Today’s Conference Call and Webcast
The Company will conduct a conference call today, Thursday, November 1, 2018 at 5:00 p.m. ET to review financial and operating results for the quarter ended September 30, 2018. In order to participate in the conference call, please dial 877-303-6235 (domestic) or 631-291-4837 (international) and refer to conference ID 6998539. The live webcast can be accessed under "Events & Presentations" in the Investors & Media section of the Company’s website at www.fatetherapeutics.com. The archived webcast will be available on the Company’s website beginning approximately two hours after the event.

About ProTmune
ProTmune is an investigational next-generation hematopoietic cell graft for the prevention of acute graft-versus-host disease (GvHD) in patients undergoing allogeneic hematopoietic cell transplantation (HCT). ProTmune is manufactured by pharmacologically modulating a donor-sourced, mobilized peripheral blood graft ex vivo with two small molecules (FT1050 and FT4145) to decrease the incidence and severity of acute GvHD while maintaining the anti-leukemia activity of the graft. ProTmune has been granted Orphan Drug and Fast Track Designations by the U.S. Food and Drug Administration, and Orphan Medicinal Product Designation by the European Commission. ProTmune is currently being investigated in a randomized, controlled and double-blinded Phase 2 clinical trial in adult subjects with hematologic malignancies undergoing matched unrelated donor HCT.

About FATE-NK100
FATE-NK100 is an investigational, first-in-class, allogeneic donor-derived natural killer (NK) cell cancer immunotherapy comprised of adaptive memory NK cells, a highly specialized and functionally distinct subset of activated NK cells expressing the maturation marker CD57. Higher frequencies of CD57+ NK cells in the peripheral blood or tumor microenvironment in cancer patients have been linked to better clinical outcomes. In August 2017, non-clinical data describing the unique properties and anti-tumor activity of FATE-NK100 were published by Cancer Research (doi:10.1158/0008-5472.CAN-17-0799), a peer-reviewed journal of the American Association of Cancer Research. Three clinical trials of FATE-NK100 are currently being conducted: VOYAGE for the treatment of refractory or relapsed acute myelogenous leukemia; APOLLO for the treatment of recurrent ovarian cancer; and DIMENSION for the treatment of advanced solid tumors, including in combination with monoclonal antibody therapy.

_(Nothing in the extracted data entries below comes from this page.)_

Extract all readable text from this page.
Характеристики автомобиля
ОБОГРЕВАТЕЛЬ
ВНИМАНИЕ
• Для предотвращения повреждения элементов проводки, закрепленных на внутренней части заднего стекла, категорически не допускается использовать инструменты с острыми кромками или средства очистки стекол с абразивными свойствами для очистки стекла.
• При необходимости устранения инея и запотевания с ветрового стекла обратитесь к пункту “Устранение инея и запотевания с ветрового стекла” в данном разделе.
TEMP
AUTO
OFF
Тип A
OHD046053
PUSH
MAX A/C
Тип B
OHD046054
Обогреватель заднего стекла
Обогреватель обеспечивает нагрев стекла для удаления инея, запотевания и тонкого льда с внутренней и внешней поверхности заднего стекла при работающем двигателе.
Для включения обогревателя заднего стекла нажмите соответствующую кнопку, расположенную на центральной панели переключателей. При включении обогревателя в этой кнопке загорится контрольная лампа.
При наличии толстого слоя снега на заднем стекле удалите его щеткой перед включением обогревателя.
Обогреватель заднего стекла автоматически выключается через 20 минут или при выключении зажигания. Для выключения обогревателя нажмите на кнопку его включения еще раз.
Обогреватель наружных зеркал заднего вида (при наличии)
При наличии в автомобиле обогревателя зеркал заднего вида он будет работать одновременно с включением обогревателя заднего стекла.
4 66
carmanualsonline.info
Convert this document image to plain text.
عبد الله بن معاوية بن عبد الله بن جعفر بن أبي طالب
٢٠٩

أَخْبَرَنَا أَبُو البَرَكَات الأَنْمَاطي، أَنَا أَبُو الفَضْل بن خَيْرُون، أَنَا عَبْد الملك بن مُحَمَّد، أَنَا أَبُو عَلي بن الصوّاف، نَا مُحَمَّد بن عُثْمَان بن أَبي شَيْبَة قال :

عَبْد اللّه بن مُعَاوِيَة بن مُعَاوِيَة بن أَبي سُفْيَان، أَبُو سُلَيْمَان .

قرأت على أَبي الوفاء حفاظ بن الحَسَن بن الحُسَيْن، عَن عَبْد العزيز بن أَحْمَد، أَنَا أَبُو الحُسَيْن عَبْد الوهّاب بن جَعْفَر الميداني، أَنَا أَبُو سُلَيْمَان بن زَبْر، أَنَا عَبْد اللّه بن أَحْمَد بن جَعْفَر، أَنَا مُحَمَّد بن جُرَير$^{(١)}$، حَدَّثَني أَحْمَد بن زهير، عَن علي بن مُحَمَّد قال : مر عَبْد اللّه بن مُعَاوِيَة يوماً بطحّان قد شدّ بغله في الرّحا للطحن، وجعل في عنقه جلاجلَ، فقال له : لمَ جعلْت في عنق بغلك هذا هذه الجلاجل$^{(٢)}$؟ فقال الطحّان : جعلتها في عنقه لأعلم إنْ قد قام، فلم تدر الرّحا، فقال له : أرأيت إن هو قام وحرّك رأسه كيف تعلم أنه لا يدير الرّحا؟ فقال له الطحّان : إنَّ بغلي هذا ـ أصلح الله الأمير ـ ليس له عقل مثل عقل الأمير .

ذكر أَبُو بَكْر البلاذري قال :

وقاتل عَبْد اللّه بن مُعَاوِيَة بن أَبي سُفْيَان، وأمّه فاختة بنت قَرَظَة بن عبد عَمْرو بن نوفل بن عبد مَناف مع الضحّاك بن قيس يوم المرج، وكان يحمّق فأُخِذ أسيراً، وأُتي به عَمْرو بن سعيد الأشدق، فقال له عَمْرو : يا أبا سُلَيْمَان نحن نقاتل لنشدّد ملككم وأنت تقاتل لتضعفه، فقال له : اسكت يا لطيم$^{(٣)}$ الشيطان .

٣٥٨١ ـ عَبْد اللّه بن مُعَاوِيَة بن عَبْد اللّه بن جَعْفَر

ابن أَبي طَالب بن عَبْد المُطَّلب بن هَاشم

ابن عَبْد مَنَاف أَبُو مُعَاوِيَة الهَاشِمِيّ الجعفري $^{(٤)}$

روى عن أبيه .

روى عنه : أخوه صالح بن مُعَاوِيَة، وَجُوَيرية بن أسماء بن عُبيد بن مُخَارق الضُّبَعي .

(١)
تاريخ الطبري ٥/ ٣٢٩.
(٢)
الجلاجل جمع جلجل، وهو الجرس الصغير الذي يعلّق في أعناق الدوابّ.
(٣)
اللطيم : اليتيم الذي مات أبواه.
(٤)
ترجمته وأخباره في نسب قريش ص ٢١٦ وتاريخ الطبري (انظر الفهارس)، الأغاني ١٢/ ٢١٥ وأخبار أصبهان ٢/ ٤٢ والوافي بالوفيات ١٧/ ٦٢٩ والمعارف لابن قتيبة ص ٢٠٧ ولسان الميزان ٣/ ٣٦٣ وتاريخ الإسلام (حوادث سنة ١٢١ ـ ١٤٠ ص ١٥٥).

About Fate Therapeutics’ iPSC Product Platform
The Company’s proprietary iPSC product platform enables mass production of off-the-shelf, engineered, homogeneous cell products that can be administered in repeat doses to mediate more effective pharmacologic activity, including in combination with cycles of other cancer treatments. Human iPSCs possess the unique dual properties of unlimited self-renewal and differentiation potential into all cell types of the body. The Company’s first-of-kind approach involves engineering human iPSCs in a one-time genetic modification event, and selecting a single iPSC for maintenance as a clonal master iPSC line. Analogous to master cell lines used to manufacture biopharmaceutical drug products such as monoclonal antibodies, clonal master iPSC lines are a renewable source for manufacturing cell therapy products which are well-defined and uniform in composition, can be mass produced at significant scale in a cost-effective manner, and can be delivered off-the-shelf to treat many patients. Fate Therapeutics’ iPSC product platform is supported by an intellectual property portfolio of over 100 issued patents and 100 pending patent applications.